Acil Aşılama ve Alınan Önlemler
Hastalığın kontrol altına alınabilmesi için atılması gereken adımlara dikkat çeken Eroğlu, acil ve kapsamlı bir aşılama programının hayati önem taşıdığını söyledi.
Aşılama Süreci ve Bağışıklık
“Şap hastalığı çift tırnaklılarda, büyükbaş ve küçükbaş hayvanlarda görülen bir hastalık. En az yüzde 80 popülasyonunun kısa sürede aşılanması lazım,” diyen Eroğlu, aşılama sonrası bağışıklığın oluşması için yaklaşık 3 haftalık bir süre gerektiğini belirtti. Tarım ve Orman Bakanlığı’nın Dünya Hayvan Sağlığı Örgütü’ne (WOAH) gerekli bildirimleri yaptığını ve 81 ile hayvan hareketlerinin durdurulması gibi tedbirleri içeren bir yönerge gönderdiğini ekledi.

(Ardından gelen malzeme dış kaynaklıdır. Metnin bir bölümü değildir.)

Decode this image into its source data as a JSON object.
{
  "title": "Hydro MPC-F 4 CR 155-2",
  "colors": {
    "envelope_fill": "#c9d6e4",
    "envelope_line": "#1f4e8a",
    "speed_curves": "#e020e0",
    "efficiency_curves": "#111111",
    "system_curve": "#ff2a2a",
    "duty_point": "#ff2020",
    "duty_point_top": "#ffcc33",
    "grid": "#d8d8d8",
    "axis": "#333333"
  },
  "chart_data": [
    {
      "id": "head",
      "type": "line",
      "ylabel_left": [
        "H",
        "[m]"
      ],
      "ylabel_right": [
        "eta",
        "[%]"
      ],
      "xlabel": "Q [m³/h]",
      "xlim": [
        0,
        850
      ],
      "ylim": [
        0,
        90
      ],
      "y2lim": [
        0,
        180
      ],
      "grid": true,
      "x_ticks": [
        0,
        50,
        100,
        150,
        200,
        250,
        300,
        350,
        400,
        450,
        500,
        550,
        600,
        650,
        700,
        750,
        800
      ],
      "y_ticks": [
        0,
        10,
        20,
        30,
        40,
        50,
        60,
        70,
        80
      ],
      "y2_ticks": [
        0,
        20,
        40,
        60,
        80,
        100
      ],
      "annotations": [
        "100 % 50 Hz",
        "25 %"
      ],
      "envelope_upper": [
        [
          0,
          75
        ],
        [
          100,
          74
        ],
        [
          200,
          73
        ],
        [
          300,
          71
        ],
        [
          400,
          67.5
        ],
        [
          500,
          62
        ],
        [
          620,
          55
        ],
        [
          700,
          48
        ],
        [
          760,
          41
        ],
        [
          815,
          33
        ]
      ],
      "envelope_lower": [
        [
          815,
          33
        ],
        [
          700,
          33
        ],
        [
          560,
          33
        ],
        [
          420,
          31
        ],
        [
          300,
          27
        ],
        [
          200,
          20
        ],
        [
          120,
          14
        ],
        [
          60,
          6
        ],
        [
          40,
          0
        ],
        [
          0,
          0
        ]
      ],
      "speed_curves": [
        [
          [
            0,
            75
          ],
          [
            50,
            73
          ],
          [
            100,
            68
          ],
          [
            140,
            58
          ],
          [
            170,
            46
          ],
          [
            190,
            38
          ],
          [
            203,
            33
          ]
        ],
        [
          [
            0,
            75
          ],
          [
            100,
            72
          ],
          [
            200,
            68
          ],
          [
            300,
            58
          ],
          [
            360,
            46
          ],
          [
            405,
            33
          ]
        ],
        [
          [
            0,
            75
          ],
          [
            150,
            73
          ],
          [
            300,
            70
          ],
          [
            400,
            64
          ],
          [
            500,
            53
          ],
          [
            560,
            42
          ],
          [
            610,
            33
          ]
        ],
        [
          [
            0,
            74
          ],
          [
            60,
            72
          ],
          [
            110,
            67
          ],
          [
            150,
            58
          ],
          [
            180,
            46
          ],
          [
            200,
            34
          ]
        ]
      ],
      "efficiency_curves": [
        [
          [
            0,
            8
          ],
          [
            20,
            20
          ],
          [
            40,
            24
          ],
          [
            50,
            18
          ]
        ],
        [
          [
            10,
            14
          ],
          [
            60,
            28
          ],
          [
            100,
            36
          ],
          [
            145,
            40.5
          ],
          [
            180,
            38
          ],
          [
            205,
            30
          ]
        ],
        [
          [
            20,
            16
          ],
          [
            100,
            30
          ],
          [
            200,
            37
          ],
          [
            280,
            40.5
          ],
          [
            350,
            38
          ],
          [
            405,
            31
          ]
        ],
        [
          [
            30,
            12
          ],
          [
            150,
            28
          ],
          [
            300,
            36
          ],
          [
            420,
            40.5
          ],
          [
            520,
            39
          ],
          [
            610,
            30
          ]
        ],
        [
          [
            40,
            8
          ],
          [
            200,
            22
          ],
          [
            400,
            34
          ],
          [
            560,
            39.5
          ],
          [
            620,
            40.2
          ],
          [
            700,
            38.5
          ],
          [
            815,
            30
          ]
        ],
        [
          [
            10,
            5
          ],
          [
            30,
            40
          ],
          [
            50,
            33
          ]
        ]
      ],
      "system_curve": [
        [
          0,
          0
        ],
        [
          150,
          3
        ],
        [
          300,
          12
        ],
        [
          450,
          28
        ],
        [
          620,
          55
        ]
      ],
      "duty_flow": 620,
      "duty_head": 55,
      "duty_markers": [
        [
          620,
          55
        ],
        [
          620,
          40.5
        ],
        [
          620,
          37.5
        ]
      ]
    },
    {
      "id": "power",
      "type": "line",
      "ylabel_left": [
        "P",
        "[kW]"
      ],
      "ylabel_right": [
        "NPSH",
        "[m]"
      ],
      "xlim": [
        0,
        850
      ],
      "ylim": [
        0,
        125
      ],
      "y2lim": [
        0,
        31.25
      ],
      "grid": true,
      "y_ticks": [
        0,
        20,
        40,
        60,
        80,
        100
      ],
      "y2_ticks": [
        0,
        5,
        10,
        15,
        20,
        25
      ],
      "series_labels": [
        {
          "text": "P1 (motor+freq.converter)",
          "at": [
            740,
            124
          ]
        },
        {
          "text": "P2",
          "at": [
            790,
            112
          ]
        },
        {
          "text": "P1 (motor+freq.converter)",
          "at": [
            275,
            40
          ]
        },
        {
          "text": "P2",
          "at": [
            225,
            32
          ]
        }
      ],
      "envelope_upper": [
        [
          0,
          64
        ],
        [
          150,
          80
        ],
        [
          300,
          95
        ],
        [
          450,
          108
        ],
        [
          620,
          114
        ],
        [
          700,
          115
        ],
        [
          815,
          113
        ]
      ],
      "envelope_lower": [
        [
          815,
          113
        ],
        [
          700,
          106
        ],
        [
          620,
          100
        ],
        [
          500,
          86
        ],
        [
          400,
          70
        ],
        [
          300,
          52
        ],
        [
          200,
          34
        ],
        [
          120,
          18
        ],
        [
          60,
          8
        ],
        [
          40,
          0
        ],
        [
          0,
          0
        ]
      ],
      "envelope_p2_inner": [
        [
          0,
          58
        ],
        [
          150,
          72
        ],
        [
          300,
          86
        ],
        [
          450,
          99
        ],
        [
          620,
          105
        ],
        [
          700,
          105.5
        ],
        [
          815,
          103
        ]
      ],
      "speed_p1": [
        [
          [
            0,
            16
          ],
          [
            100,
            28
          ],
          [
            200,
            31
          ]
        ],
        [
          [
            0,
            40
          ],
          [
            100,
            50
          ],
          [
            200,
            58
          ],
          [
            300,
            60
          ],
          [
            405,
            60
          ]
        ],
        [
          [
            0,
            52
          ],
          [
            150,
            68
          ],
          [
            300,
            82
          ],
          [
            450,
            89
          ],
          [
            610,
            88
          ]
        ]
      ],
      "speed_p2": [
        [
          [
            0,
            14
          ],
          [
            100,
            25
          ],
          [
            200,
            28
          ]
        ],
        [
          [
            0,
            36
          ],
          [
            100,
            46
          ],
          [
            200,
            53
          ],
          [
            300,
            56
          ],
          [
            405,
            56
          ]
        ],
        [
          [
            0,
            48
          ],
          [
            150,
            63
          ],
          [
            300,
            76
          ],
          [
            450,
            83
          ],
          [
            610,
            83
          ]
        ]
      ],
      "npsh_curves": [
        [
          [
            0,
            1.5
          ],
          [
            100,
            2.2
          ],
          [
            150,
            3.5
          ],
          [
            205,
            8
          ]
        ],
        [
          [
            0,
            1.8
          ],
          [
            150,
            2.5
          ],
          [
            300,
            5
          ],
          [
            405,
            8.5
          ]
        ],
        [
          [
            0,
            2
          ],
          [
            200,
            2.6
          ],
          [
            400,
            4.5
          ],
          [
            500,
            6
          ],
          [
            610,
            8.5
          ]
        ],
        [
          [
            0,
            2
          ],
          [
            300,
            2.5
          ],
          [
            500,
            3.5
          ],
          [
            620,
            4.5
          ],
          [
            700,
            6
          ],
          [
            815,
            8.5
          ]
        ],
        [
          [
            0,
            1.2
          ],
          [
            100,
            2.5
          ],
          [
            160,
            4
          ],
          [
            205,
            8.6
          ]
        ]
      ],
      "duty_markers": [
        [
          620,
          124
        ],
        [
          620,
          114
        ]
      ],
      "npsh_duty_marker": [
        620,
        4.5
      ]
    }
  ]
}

Hayvan Üreticilerinin Sorumlulukları
Eroğlu, salgınla mücadelede hayvan yetiştiricilerine de büyük görev düştüğünü vurguladı. “Hayvan yetiştiricilerimizin, işletme sahiplerimizin daha fazla bilinçlenmesi lazım. Bireysel olarak kendileri alması gereken ahıra giriş çıkışlarda dezenfeksiyonların kullanımında da görevlerinin olduğunu, bireysel olarak tedbirlerinin alınması gerektiğini söylemek gerekiyor.” diyerek bireysel önlemlerin önemini hatırlattı.
Hastalığın Kaynağı ve Yapısal Sorunlar
Başkan Eroğlu, hastalığın kökeni ve sektördeki yapısal eksiklikler hakkında da önemli tespitlerde bulundu.
“Hastalığın Nereden Girdiği Muamma”
Hastalığın Kurban Bayramı sonrası ortaya çıkmasının düşündürücü olduğunu belirten Eroğlu, şu ifadeleri kullandı:
“Hastalığın girişi önemli. Nereden geldi bu hastalık? Doğu sınırımızdan bu hastalık girdi. Bugün şap yarın başka bir şey. Doğumuzda bulunan ülkelerdeki veteriner servisleri çok yetersiz. Şap ve diğer hastalıkların ülkemizde görülmesinin sebeplerinden bir tanesi, sınırdan kontrolsüz hareketler ve girişler olarak tanımlanabilir.”
Eroğlu, bu tür salgınların önüne geçmek için Türkiye’nin doğu sınırlarında bir “tampon bölge” oluşturulması gerektiğini savundu.
Kamudaki Veteriner Hekim Sayısı Yetersiz
Salgınla mücadelede en ön safta yer alan veteriner hekimlerin sayısının yetersizliğine dikkat çeken Eroğlu, kamuda acilen yeni istihdamlara ihtiyaç olduğunu belirtti. “Ülkemizde hala kamuda istihdam edilen veteriner hekim sayısı maalesef yeterli değil. Talebimiz bu ihtiyaca göre ve en kısa zamanda veteriner hekimlerin kamuda istihdam edilmesi. Yeni alımların olması ve bunun için Türkiye’de ciddi anlamda bir planlama yapılması gerekiyor,” diyerek sözlerini tamamladı.